Re:So upgrade already (Score:5, Interesting)
Also, Microsoft's Win32 application compatibility via the Windows 6.x kernel is decent for 32-bit and weak for 64-bit (WoW). To add, there's so much 16-bit code floating out there in businesses, written during the Win9x era, especially from vendors that no longer exist. Even trying to get some Microsoft programs working is a chore--e.g. Visual FoxPro 9 SP2. (I don't give a shit how "old" it is, it's still used and doesn't work well with Win7 x64). Microsoft has the R&D resources to figure out how to run 16-bit code on 64-bit Windows (e.g. NTVDM running on WoW--essentially a VM within a VM), and we'd be fully in the 64-bit OS era...
Re:The Solution is Obvious (Score:5, Interesting)
Of those reasons, I'm betting #1 is 'No driver support for half the hardware in the system.'
I have tons of equipment that's better than crap being produced today, but drivers for it don't exist past XP.
Re:The Solution is Obvious (Score:5, Interesting)
There is almost no scenario where continuing to use XP as your main desktop makes sense
Take the case of my 74-year-old dad.
His Gateway runs XP, and runs well. Chrome is fast, YouTube vids of his grandkids play fine.
Upgrading to Win 7 will cost him $300 - The Win 7 DVD + a new printer, as his HP 1012 doesn't have a Win 7 driver. If there was a $20 / year subscription option I'm sure he'd take it.
Re:If you think Win 8 is crap (Score:5, Interesting)
Re:Microsoft isn't Putting Customers at Risk (Score:4, Interesting)
It is 13 years since MS started selling XP. Even as late as 2010 when Windows 7 was just released; XP was still offered to enterprise customers since Vista was shit.
Windows 8 does not run many applications developed using tools that came with and later supported XP. And these apps are not even 2 years old.
So please cut out the "13 year old XP" crap. MS is still officially selling XP for some enterprise customers. They better support it for 7 years AFTER they stop selling XP. Say 2020.
If Vista had been more like Windows 7 - BULLSHIT (Score:4, Interesting)
If Vista had been more like Windows 7
This is such bullshit! In the alternative universe where Windows 7 was ready on the day Vista came out, software drivers for W7 would have been as unavailable as they were for Vista. All sorts of software that required users to have full admin permissions would have been broken by W7 UAC as it was by Vista's UAC. All PCs sold with 512MB or 1GB RAM would have still be slow compared to XP.
Only 1 or 2 years down the line when OEMs had caught up and released proper drivers, when PCs were being sold with 2GB+ RAM and when people learned to separate normal from admin users did Windows Vista/7/8 become less of a nuisance. It had very little to do with Windows 7 being so awesome.
advice on Linux alternatives? (Score:4, Interesting)
Requirements:
- fast and light: will run fine on a Thinkpad T41 (which doesn't support PAE kernel)
- Windows-like interface (I'm thinking LXDE, definitely not Unity)
- easy to use Wi-Fi manager (some of the Wi-Fi managers in lightweight Linux distros are way too technical for a novice)

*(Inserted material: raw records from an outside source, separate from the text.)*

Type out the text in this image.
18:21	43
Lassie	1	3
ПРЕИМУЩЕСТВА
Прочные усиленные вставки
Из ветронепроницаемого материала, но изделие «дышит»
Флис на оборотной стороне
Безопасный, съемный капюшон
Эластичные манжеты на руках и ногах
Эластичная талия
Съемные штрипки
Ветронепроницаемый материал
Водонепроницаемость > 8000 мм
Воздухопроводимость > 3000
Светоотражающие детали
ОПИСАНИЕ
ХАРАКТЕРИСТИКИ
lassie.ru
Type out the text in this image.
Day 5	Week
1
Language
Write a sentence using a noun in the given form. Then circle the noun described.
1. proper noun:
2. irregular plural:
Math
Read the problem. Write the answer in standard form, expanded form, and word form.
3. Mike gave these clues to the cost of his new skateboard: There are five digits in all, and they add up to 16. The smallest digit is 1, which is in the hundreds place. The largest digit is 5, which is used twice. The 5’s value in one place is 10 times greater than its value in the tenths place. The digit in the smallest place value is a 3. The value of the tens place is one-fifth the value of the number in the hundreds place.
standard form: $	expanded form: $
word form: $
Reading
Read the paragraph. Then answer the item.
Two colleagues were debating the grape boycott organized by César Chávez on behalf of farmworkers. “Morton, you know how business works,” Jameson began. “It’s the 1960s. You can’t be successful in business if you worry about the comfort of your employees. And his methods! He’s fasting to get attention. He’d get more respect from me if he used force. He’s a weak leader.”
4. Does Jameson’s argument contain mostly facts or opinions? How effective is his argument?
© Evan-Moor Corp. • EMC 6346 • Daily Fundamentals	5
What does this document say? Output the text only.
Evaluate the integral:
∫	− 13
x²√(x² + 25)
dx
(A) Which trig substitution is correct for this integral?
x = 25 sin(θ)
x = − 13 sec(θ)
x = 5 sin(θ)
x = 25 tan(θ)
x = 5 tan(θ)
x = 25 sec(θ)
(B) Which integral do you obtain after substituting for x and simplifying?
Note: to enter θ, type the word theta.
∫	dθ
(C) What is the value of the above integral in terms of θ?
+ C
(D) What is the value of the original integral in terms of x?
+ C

- once a year if any on-site maintenance (remote maintenance is fine if necessary)
- auto updates in background but with very low chance of system breaking with an update (maybe no auto updates is better?)
- ACPI support (at least lid closed = suspend)
- printer support
Chromium OS seems like a good option, and it will run on one laptop (Thinkpad T61) but I'm pretty sure it uses a PAE kernel, ruling out the T41. I've been looking at Lubuntu, Peppermint OS, Porteus, Slax, Puppy Linux. All seem like viable options with a 30-minute test drive, but this is where I'm seeking feedback: on how some of these distros might be good or bad choices in the long-term, especially given that I won't be able to be physically present if something goes wrong.
Microsoft should off load to open source (Score:3, Interesting)
Re:Needless expense (Score:4, Interesting)
Your company doesn’t consider security updates necessary?